The provincial government is able to generate budget surpluses thanks to the economic engine that is known as Metro Vancouver – the cash cow of British Columbia. But though the Liberals are able to tap the cream from the cow, especially its real estate values, they don’t have to be particularly nice to the cow.
Latest evidence comes from the always-helpful SCI Update:
While the BC budget promises “$24.5 billion over three years in new and upgraded provincial infrastructure spending”, funding for a number of key infrastructure projects for the Metro region are conspicuous by their absence.
The biggest missing piece is a provincial commitment to funding a portion of the $700 million (estimated) upgrade of the Lions Gate Waste Water Treatment plant. The federal government has already committed $212 million to the project in the 2016 budget, and the Metro Vancouver Board of Directors has formally committed a 2 one-third share of the project, but Metro has been waiting for a provincial response to it’s funding application for well over a year. The 2017 budget makes no mention of the project.
And then this quite astonishing figure:
92% of major transportation capital spending in region is for Massey bridge
Transportation Ministry budget documents list $3.8 billion in planned spending for major capital projects in the Metro region from 2017-2024, but almost all of this money ($3.48 billion or 92%) is for the proposed Massey Tunnel replacement bridge project. Most Metro municipalities have expressed opposition to the proposal.

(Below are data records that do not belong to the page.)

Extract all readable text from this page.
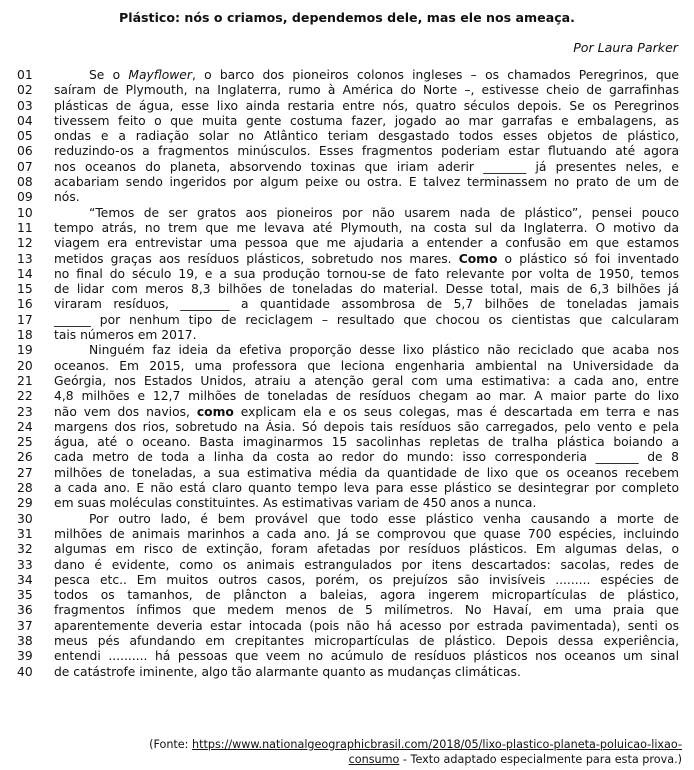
Plástico: nós o criamos, dependemos dele, mas ele nos ameaça.
Por Laura Parker
01	Se o Mayflower, o barco dos pioneiros colonos ingleses – os chamados Peregrinos, que
02	saíram de Plymouth, na Inglaterra, rumo à América do Norte –, estivesse cheio de garrafinhas
03	plásticas de água, esse lixo ainda restaria entre nós, quatro séculos depois. Se os Peregrinos
04	tivessem feito o que muita gente costuma fazer, jogado ao mar garrafas e embalagens, as
05	ondas e a radiação solar no Atlântico teriam desgastado todos esses objetos de plástico,
06	reduzindo-os a fragmentos minúsculos. Esses fragmentos poderiam estar flutuando até agora
07	nos oceanos do planeta, absorvendo toxinas que iriam aderir _______ já presentes neles, e
08	acabariam sendo ingeridos por algum peixe ou ostra. E talvez terminassem no prato de um de
09	nós.
10	“Temos de ser gratos aos pioneiros por não usarem nada de plástico”, pensei pouco
11	tempo atrás, no trem que me levava até Plymouth, na costa sul da Inglaterra. O motivo da
12	viagem era entrevistar uma pessoa que me ajudaria a entender a confusão em que estamos
13	metidos graças aos resíduos plásticos, sobretudo nos mares. Como o plástico só foi inventado
14	no final do século 19, e a sua produção tornou-se de fato relevante por volta de 1950, temos
15	de lidar com meros 8,3 bilhões de toneladas do material. Desse total, mais de 6,3 bilhões já
16	viraram resíduos, ________ a quantidade assombrosa de 5,7 bilhões de toneladas jamais
17	______ por nenhum tipo de reciclagem – resultado que chocou os cientistas que calcularam
18	tais números em 2017.
19	Ninguém faz ideia da efetiva proporção desse lixo plástico não reciclado que acaba nos
20	oceanos. Em 2015, uma professora que leciona engenharia ambiental na Universidade da
21	Geórgia, nos Estados Unidos, atraiu a atenção geral com uma estimativa: a cada ano, entre
22	4,8 milhões e 12,7 milhões de toneladas de resíduos chegam ao mar. A maior parte do lixo
23	não vem dos navios, como explicam ela e os seus colegas, mas é descartada em terra e nas
24	margens dos rios, sobretudo na Ásia. Só depois tais resíduos são carregados, pelo vento e pela
25	água, até o oceano. Basta imaginarmos 15 sacolinhas repletas de tralha plástica boiando a
26	cada metro de toda a linha da costa ao redor do mundo: isso corresponderia _______ de 8
27	milhões de toneladas, a sua estimativa média da quantidade de lixo que os oceanos recebem
28	a cada ano. E não está claro quanto tempo leva para esse plástico se desintegrar por completo
29	em suas moléculas constituintes. As estimativas variam de 450 anos a nunca.
30	Por outro lado, é bem provável que todo esse plástico venha causando a morte de
31	milhões de animais marinhos a cada ano. Já se comprovou que quase 700 espécies, incluindo
32	algumas em risco de extinção, foram afetadas por resíduos plásticos. Em algumas delas, o
33	dano é evidente, como os animais estrangulados por itens descartados: sacolas, redes de
34	pesca etc.. Em muitos outros casos, porém, os prejuízos são invisíveis ......... espécies de
35	todos os tamanhos, de plâncton a baleias, agora ingerem micropartículas de plástico,
36	fragmentos ínfimos que medem menos de 5 milímetros. No Havaí, em uma praia que
37	aparentemente deveria estar intocada (pois não há acesso por estrada pavimentada), senti os
38	meus pés afundando em crepitantes micropartículas de plástico. Depois dessa experiência,
39	entendi .......... há pessoas que veem no acúmulo de resíduos plásticos nos oceanos um sinal
40	de catástrofe iminente, algo tão alarmante quanto as mudanças climáticas.
(Fonte: https://www.nationalgeographicbrasil.com/2018/05/lixo-plastico-planeta-poluicao-lixao-
consumo - Texto adaptado especialmente para esta prova.)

The Ministry of Transportation service plan accompanying the budget lists $320 million in spending for other major transportation projects in the region until 2024, but the province has so far committed only $99 million of that amount. $122 million of the funding for those projects is from the federal government, $69 million is from local governments and the remainder is not accounted for in the service plan.
Especially when compared to this:
Transit – where is the commitment to Phase II of the transit plan?
Metro is deeply concerned about the budget’s failure to commit to Phase Two of the Mayors’ council’s 10-year transit plan. Phase One, currently underway, is focused on reducing current overcrowding and congestion, but the province has yet to commit to Phase Two, which focuses on major transit expansion to address regional growth. This includes most of the big pieces in the 10-year plan, including new bus and SkyTrain service, the Millennium Line Broadway Extension and the Surrey-Newton-Guildford LRT projects, the replacement of the Pattullo Bridge, and addressing key traffic bottlenecks across the region.
But there are still a few months to go to the election. Things could change.